Rhode Island Federal Court Strikes Down USCIS Policies Suspending Immigration Benefits for Nationals of 39 Countries
In late 2025/early 2026, following the Trump administration’s renewed travel ban proclamations targeting certain countries (primarily in Africa, the Middle East, Asia, and Latin America), USCIS under Director Joseph Edlow issued several internal policy memoranda. These included:
- A
Global Asylum Hold Policy pausing adjudication of asylum and withholding
of removal applications (initially worldwide, later adjusted).
- A
Benefits Hold Policy (or adjudication hold) indefinitely suspending
decisions on a wide range of immigration benefits, including asylum,
employment authorization documents (EADs/work permits), adjustment of
status (green cards), naturalization, and other petitions, for nationals
of 39 designated “high-risk”/travel-ban countries, plus those with
Palestinian Authority-issued or endorsed documents.
- A
Comprehensive Re-Review Policy requiring re-examination of previously
approved benefits for individuals from these countries who entered the
U.S. on or after January 20, 2021.
- A
Country-Specific Factors Policy directing adjudicators to treat an
applicant’s country of origin (from the travel-ban list) as a significant
negative factor in discretionary decisions.

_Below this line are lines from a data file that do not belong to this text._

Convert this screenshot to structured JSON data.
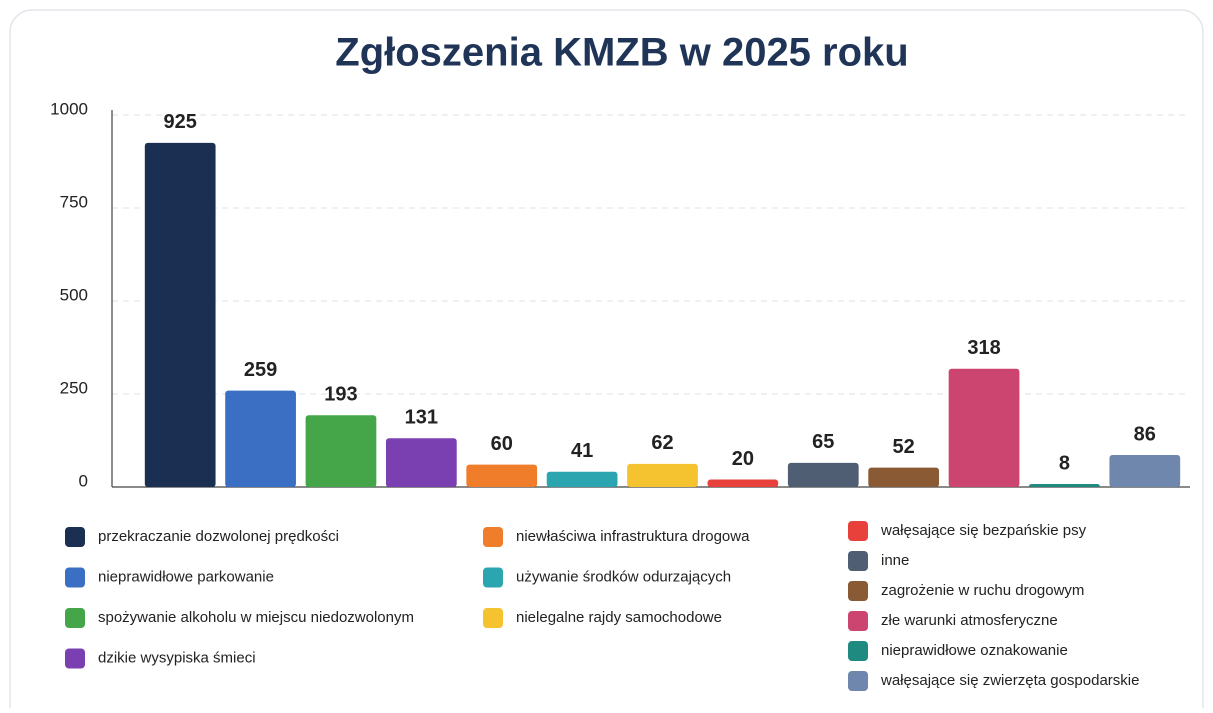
{
  "chart_data": {
    "type": "bar",
    "title": "Zgłoszenia KMZB w 2025 roku",
    "categories": [
      "przekraczanie dozwolonej prędkości",
      "nieprawidłowe parkowanie",
      "spożywanie alkoholu w miejscu niedozwolonym",
      "dzikie wysypiska śmieci",
      "niewłaściwa infrastruktura drogowa",
      "używanie środków odurzających",
      "nielegalne rajdy samochodowe",
      "wałęsające się bezpańskie psy",
      "inne",
      "zagrożenie w ruchu drogowym",
      "złe warunki atmosferyczne",
      "nieprawidłowe oznakowanie",
      "wałęsające się zwierzęta gospodarskie"
    ],
    "values": [
      925,
      259,
      193,
      131,
      60,
      41,
      62,
      20,
      65,
      52,
      318,
      8,
      86
    ],
    "colors": [
      "#1b2f52",
      "#3a6fc4",
      "#44a648",
      "#7a3fb0",
      "#f07d2a",
      "#2ba6b0",
      "#f5c230",
      "#e8413c",
      "#4f5e73",
      "#8a5a35",
      "#cc4470",
      "#1f8a7f",
      "#6f87ad"
    ],
    "ylim": [
      0,
      1000
    ],
    "yticks": [
      0,
      250,
      500,
      750,
      1000
    ],
    "grid": true
  }
}
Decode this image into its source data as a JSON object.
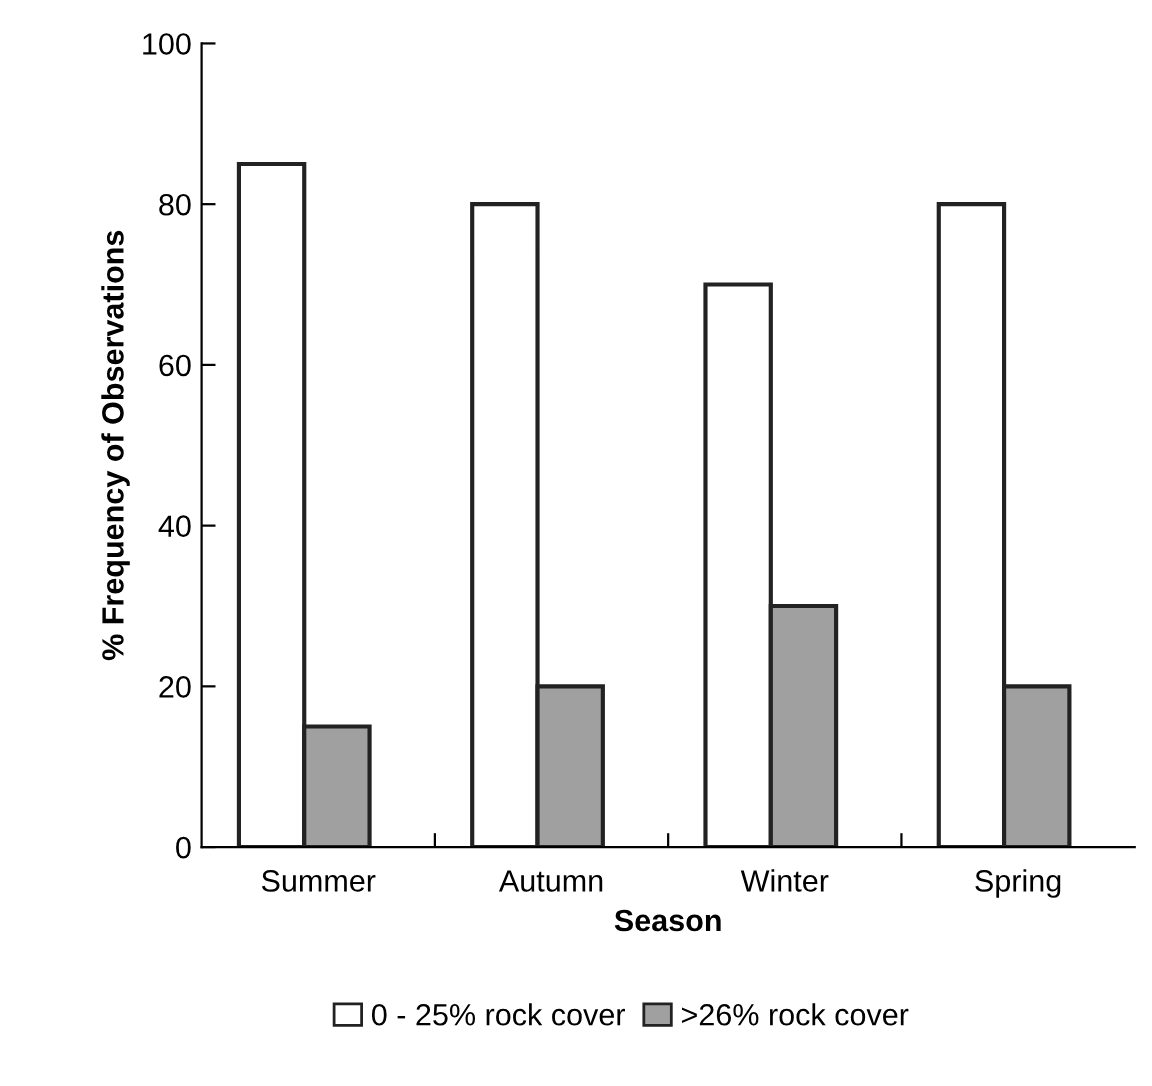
{
  "chart_data": {
    "type": "bar",
    "xlabel": "Season",
    "ylabel": "% Frequency of Observations",
    "categories": [
      "Summer",
      "Autumn",
      "Winter",
      "Spring"
    ],
    "series": [
      {
        "name": "0 - 25% rock cover",
        "color": "#ffffff",
        "values": [
          85,
          80,
          70,
          80
        ]
      },
      {
        "name": ">26% rock cover",
        "color": "#a0a0a0",
        "values": [
          15,
          20,
          30,
          20
        ]
      }
    ],
    "ylim": [
      0,
      100
    ],
    "yticks": [
      0,
      20,
      40,
      60,
      80,
      100
    ],
    "grid": false,
    "legend": "bottom"
  }
}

These policies affected tens or hundreds of thousands of
applicants already in the U.S. who had followed legal processes (filing forms,
paying fees, submitting biometrics, attending interviews). They created
prolonged uncertainty, preventing work authorization, travel, status
adjustments, and other benefits, often for months or indefinitely. Plaintiffs
(a coalition of immigrant service nonprofits and labor unions, including Dorcas
International Institute of Rhode Island) sued in the U.S. District Court for the
District of Rhode Island, challenging the policies under the Administrative
Procedure Act (APA) and the Fifth Amendment.
Issues
The core legal questions were whether USCIS had statutory or
regulatory authority to categorically pause or suspend adjudications of
benefits that Congress and regulations direct the agency to process (often
using mandatory “shall” language with timelines, e.g., asylum within certain
periods, naturalization within 120 days). Additional issues included whether
the policies were arbitrary and capricious under the APA for lack of reasoned
explanation, failure to consider reliance interests of applicants, and pretextual
national security justifications; whether they were final agency actions
reviewable by courts; standing/ripeness; and jurisdictional bars under the INA.
Decision
On June 5, 2026, in a 135-page Memorandum and Order (Case
No. 1:26-cv-00132-JJM-PAS), Chief Judge John J. McConnell Jr. granted summary
judgment to the plaintiffs on their APA claims. He declared each of the four
challenged policies unlawful, vacated, and set them aside nationwide. The court
found they were contrary to law (exceeding USCIS’s authority under the INA and
conflicting with mandatory adjudication requirements) and arbitrary and
capricious. It rejected the government’s jurisdictional, justiciability, and
national security arguments against review. The court issued a declaratory
judgment but declined a separate permanent injunction, finding vacatur
sufficient. Constitutional claims were addressed separately (motion to
dismiss).
Analysis of the Decision
Judge McConnell emphasized the rule of law applying equally:
applicants who “followed the law” were punished solely based on
nationality/birth, contrary to statutory mandates. Key holdings:
- No
authority for categorical holds: The INA and regulations require
adjudication; 8 U.S.C. § 1182(f) (travel ban authority) does not extend to
pausing domestic benefit processing for those already in the U.S.
- Arbitrary
and capricious: USCIS failed to provide a reasoned explanation linking
isolated incidents (e.g., crimes by a couple of individuals) to blanket
freezes on 39 countries plus global asylum. It ignored reliance interests
(applicants who built lives expecting timely processing) and offered
pretextual national security rationales amid anti-immigrant statements
from administration officials.
- Broad
relief: Nationwide vacatur ensures uniform application, preventing the
agency from evading review by labeling policies “interim.”
- Broader
implications: The ruling reinforces limits on agency power to reshape
immigration via internal memos rather than notice-and-comment rulemaking
or statutory changes. It highlights judicial skepticism of
nationality-based distinctions in benefits adjudication absent clear
authority. The government may appeal or seek a stay; implementation will
require USCIS to resume processing affected cases.